Thursday, June 3, 2010

Nobody Knows What a Dep Is. Don't Be a Dick.


This morning I went to my local corner store/convenience store/bodega/depanneur/deli for some essentials, unshowered and in yesterday's clothes. (But with clean socks and underwear, so I had already decided to have a lazy day.) I picked out a bottle of Bogle Vineyards pinot noir (2008, from Sonoma Valley), and bought a box of Cheez-Its and one of those 25-cent Lindt chocolate balls (mint) to pair with it. When I brought my bounty up to the counter, the guy who owns the place, with whom I exchange pleasantries or at least friendly nods on a pretty regular basis, asked me what happened to my girlfriend.

It caught me completely off guard. I don't have a girlfriend, haven't had one recently, and have as far as I know never been in his shop with any particular girl more than, at the very most, twice. I couldn't figure out whether to just say "no, you're wrong," because I knew whatever he was thinking was wrong, or to ask "what?" I sort of mumbled something in between, a questioning but negative response.

"Oh, that's not your girlfriend? I haven't seen her in a couple months, was wondering if she'd moved."

That just brings up more questions. So there is, or was, a girl who shops, or shopped, at my local corner store who according to the shopguy could or should be my girlfriend. She must live somewhere very close to me--there are other corner stores on just about every block and mine isn't so spectacular that a non-local would seek it out.

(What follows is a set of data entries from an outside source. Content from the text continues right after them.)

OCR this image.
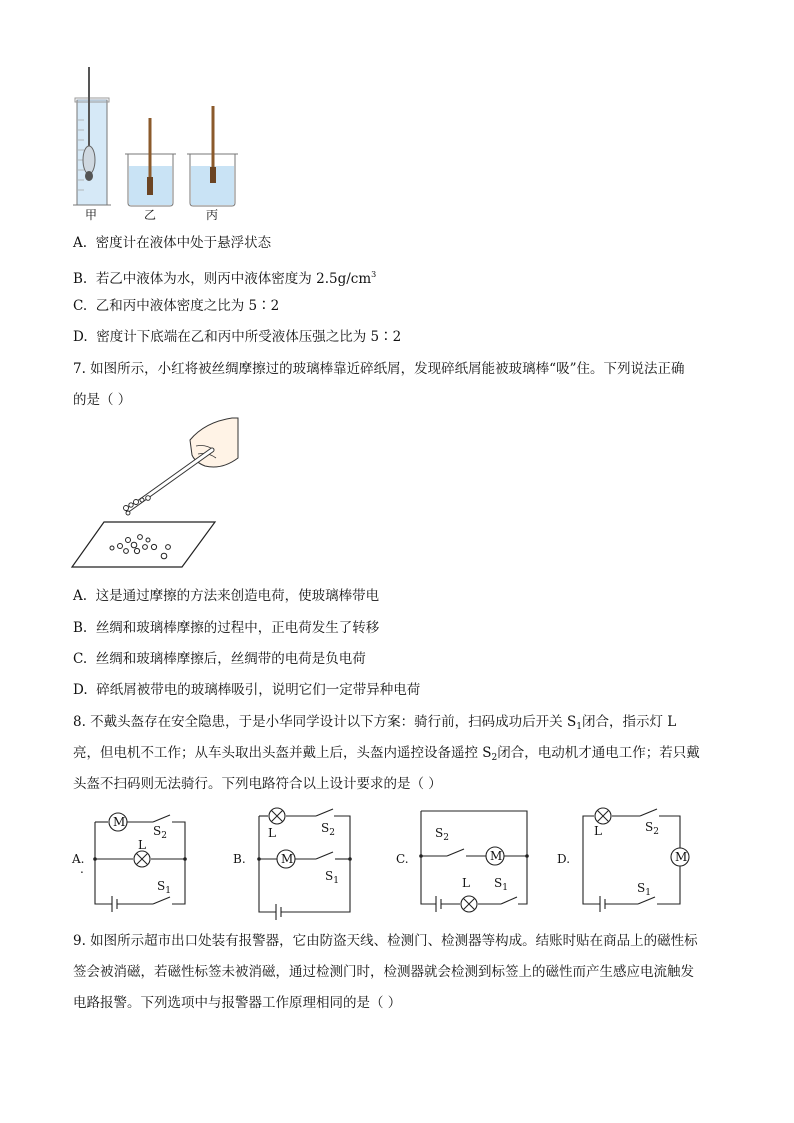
甲	乙	丙
A. 密度计在液体中处于悬浮状态
B. 若乙中液体为水，则丙中液体密度为 $2.5g/cm^3$
C. 乙和丙中液体密度之比为 5∶2
D. 密度计下底端在乙和丙中所受液体压强之比为 5∶2
7. 如图所示，小红将被丝绸摩擦过的玻璃棒靠近碎纸屑，发现碎纸屑能被玻璃棒“吸”住。下列说法正确
的是（ ）
A. 这是通过摩擦的方法来创造电荷，使玻璃棒带电
B. 丝绸和玻璃棒摩擦的过程中，正电荷发生了转移
C. 丝绸和玻璃棒摩擦后，丝绸带的电荷是负电荷
D. 碎纸屑被带电的玻璃棒吸引，说明它们一定带异种电荷
8. 不戴头盔存在安全隐患，于是小华同学设计以下方案：骑行前，扫码成功后开关 $S_1$闭合，指示灯 L
亮，但电机不工作；从车头取出头盔并戴上后，头盔内遥控设备遥控 $S_2$闭合，电动机才通电工作；若只戴
头盔不扫码则无法骑行。下列电路符合以上设计要求的是（ ）
A.
.
M
$S_2$
L
$S_1$
B.
L	$S_2$
M
$S_1$
C.
$S_2$
M
L $S_1$
D.
L	$S_2$
M
$S_1$
9. 如图所示超市出口处装有报警器，它由防盗天线、检测门、检测器等构成。结账时贴在商品上的磁性标
签会被消磁，若磁性标签未被消磁，通过检测门时，检测器就会检测到标签上的磁性而产生感应电流触发
电路报警。下列选项中与报警器工作原理相同的是（ ）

What does this shopguy know that I don't? Who is this mystery girl, who might live in my own building for all I know? Is the shopguy going by her purchases? Does she also find that the greasy and salty faux-cheddar flavor of Cheez-Its matches well with the herbal and fresh berry notes in the Bogle pinot? IS SHE MY SOULMATE?

I'll probably never know. She probably moved away. I just laughed and said no, whoever you're thinking of is not my girlfriend. We talked for maybe a minute, by far our longest conversation in the ten months I've been going to his shop, about how regulars come in and out of his life. He didn't know who my roommates were--we don't normally shop together--and was pleased when I identified four of his other customers as such. But then he mentioned that people usually say goodbye when they leave, which sort of surprised me. I've been a regular at a few different corner stores over the years, and have never said goodbye when I left the neighborhood, city, or country.

I didn't say goodbye to Henry, whose real name was Harry but who I called Henry for reasons I don't remember. Henry had a battered and graffitied dep, or depanneur (Quebecoise for corner store), at the corner of Clark and Duluth which shared a wall with my very first apartment. I used to walk the twenty feet through the snow in my ridiculous-looking bright red slippers to buy four-dollar Labatt 8.1% forty-ouncers and candy bars. Henry was crazy, but as with most everyone I met that year, it was an entertaining and good-natured kind of crazy. I and my roommates found out more about him throughout the year--first that, in addition to French and English (as required in that city and that profession), he also spoke fluent Spanish, which is pretty unusual in Quebec. It turned out Henry hailed from Guyana. He was dark-skinned and I suppose I had assumed he was South Asian, but nope. Guyana. I never found out how he ended up in Montreal. A few months later, I walked into the dep to find Henry speaking Chinese with a dark-skinned five-year-old Chinese boy, who Henry introduced as his son. "I haven't seen him since he was a baby," Henry told me. "He's been living in China with his mother."

We had naturally assumed Henry was dealing drugs in the store, a fact he half-confirmed when he announced one day that he had put a stop to his drug and alcohol habits. This was shortly after I had met his son, and a few months after he hosted an impromptu and illegal after-hours party in the dep. At that party, according to my roommate Mike, he stripped down to his tattered boxers, stood on his counter, and vigorously thrusted into the air, revealing his balls to the crowd while Mike stood awkwardly with a six-pack in his hand, trying to buy it before the 11:00 curfew on alcohol.

Henry remembered me after I moved, or at least he returned my waves when I walked by his dep. I tried to make it a point to buy my booze from him if I was in the neighborhood, but I moved farther and farther away until I graduated and moved to New York. I never said goodbye, and now I wonder if I should have.

I'm moving in a few months. I'll make an effort to say goodbye to my San Francisco shopguy. I'll even make a effort to learn his name before that happens.

I'm still trying to decide if I'll ever ask him which girl he was thinking of.